Dante sceglie come soggetto le anime dopo la morte e per fine la felicità degli uomini. Ciò che questo lavoro fotografico vuole emulare è la ricerca nello spirito umano tramite immagini di vita e di persone.

La distribuzione delle anime nell’Inferno, l’etica e la retorica Aristotelica, e successivamente in Purgatorio la mutazione delle pene e dei criteri morali hanno suggerito diversi riferimenti per questo lavoro; le guide come Virgilio e Beatrice spesso non bastano, e in assenza di queste è facile perdere la giusta direzione.

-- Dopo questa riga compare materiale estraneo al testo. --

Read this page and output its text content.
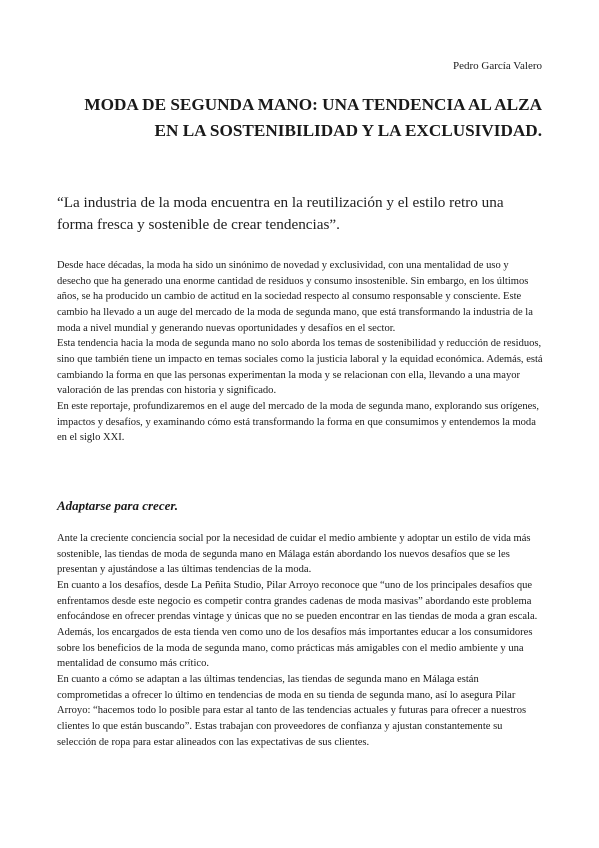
Pedro García Valero
MODA DE SEGUNDA MANO: UNA TENDENCIA AL ALZA EN LA SOSTENIBILIDAD Y LA EXCLUSIVIDAD.

“La industria de la moda encuentra en la reutilización y el estilo retro una forma fresca y sostenible de crear tendencias”.

Desde hace décadas, la moda ha sido un sinónimo de novedad y exclusividad, con una mentalidad de uso y desecho que ha generado una enorme cantidad de residuos y consumo insostenible. Sin embargo, en los últimos años, se ha producido un cambio de actitud en la sociedad respecto al consumo responsable y consciente. Este cambio ha llevado a un auge del mercado de la moda de segunda mano, que está transformando la industria de la moda a nivel mundial y generando nuevas oportunidades y desafíos en el sector.

Esta tendencia hacia la moda de segunda mano no solo aborda los temas de sostenibilidad y reducción de residuos, sino que también tiene un impacto en temas sociales como la justicia laboral y la equidad económica. Además, está cambiando la forma en que las personas experimentan la moda y se relacionan con ella, llevando a una mayor valoración de las prendas con historia y significado.

En este reportaje, profundizaremos en el auge del mercado de la moda de segunda mano, explorando sus orígenes, impactos y desafíos, y examinando cómo está transformando la forma en que consumimos y entendemos la moda en el siglo XXI.

Adaptarse para crecer.

Ante la creciente conciencia social por la necesidad de cuidar el medio ambiente y adoptar un estilo de vida más sostenible, las tiendas de moda de segunda mano en Málaga están abordando los nuevos desafíos que se les presentan y ajustándose a las últimas tendencias de la moda.

En cuanto a los desafíos, desde La Peñita Studio, Pilar Arroyo reconoce que “uno de los principales desafíos que enfrentamos desde este negocio es competir contra grandes cadenas de moda masivas” abordando este problema enfocándose en ofrecer prendas vintage y únicas que no se pueden encontrar en las tiendas de moda a gran escala. Además, los encargados de esta tienda ven como uno de los desafíos más importantes educar a los consumidores sobre los beneficios de la moda de segunda mano, como prácticas más amigables con el medio ambiente y una mentalidad de consumo más crítico.

En cuanto a cómo se adaptan a las últimas tendencias, las tiendas de segunda mano en Málaga están comprometidas a ofrecer lo último en tendencias de moda en su tienda de segunda mano, así lo asegura Pilar Arroyo: “hacemos todo lo posible para estar al tanto de las tendencias actuales y futuras para ofrecer a nuestros clientes lo que están buscando”. Estas trabajan con proveedores de confianza y ajustan constantemente su selección de ropa para estar alineados con las expectativas de sus clientes.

Raccontare la contemporaneità in chiave dantesca è un obiettivo arduo da raggiungere. Eppure i parallelismi tra le colpe da espiare e la volontà di espiazione sono il motore del lavoro che si è voluto intraprendere. Uomini e donne consapovevoli delle proprie colpe vengono raffigurati e descritti qui grazie agli scatti fotografici, così come Dante fece usando le parole.

È un viaggio che si muove come un’unica fotografia; un movimento unico nelle tonalità del bianco e del nero. Non ci sono parole come nel viaggio dantesco, ma uguale è l’intento. Ciò che veramente rimane è la speranza nell’amore; la giusta propensione verso esso è l’unica fonte e fine ultimo di tutti noi.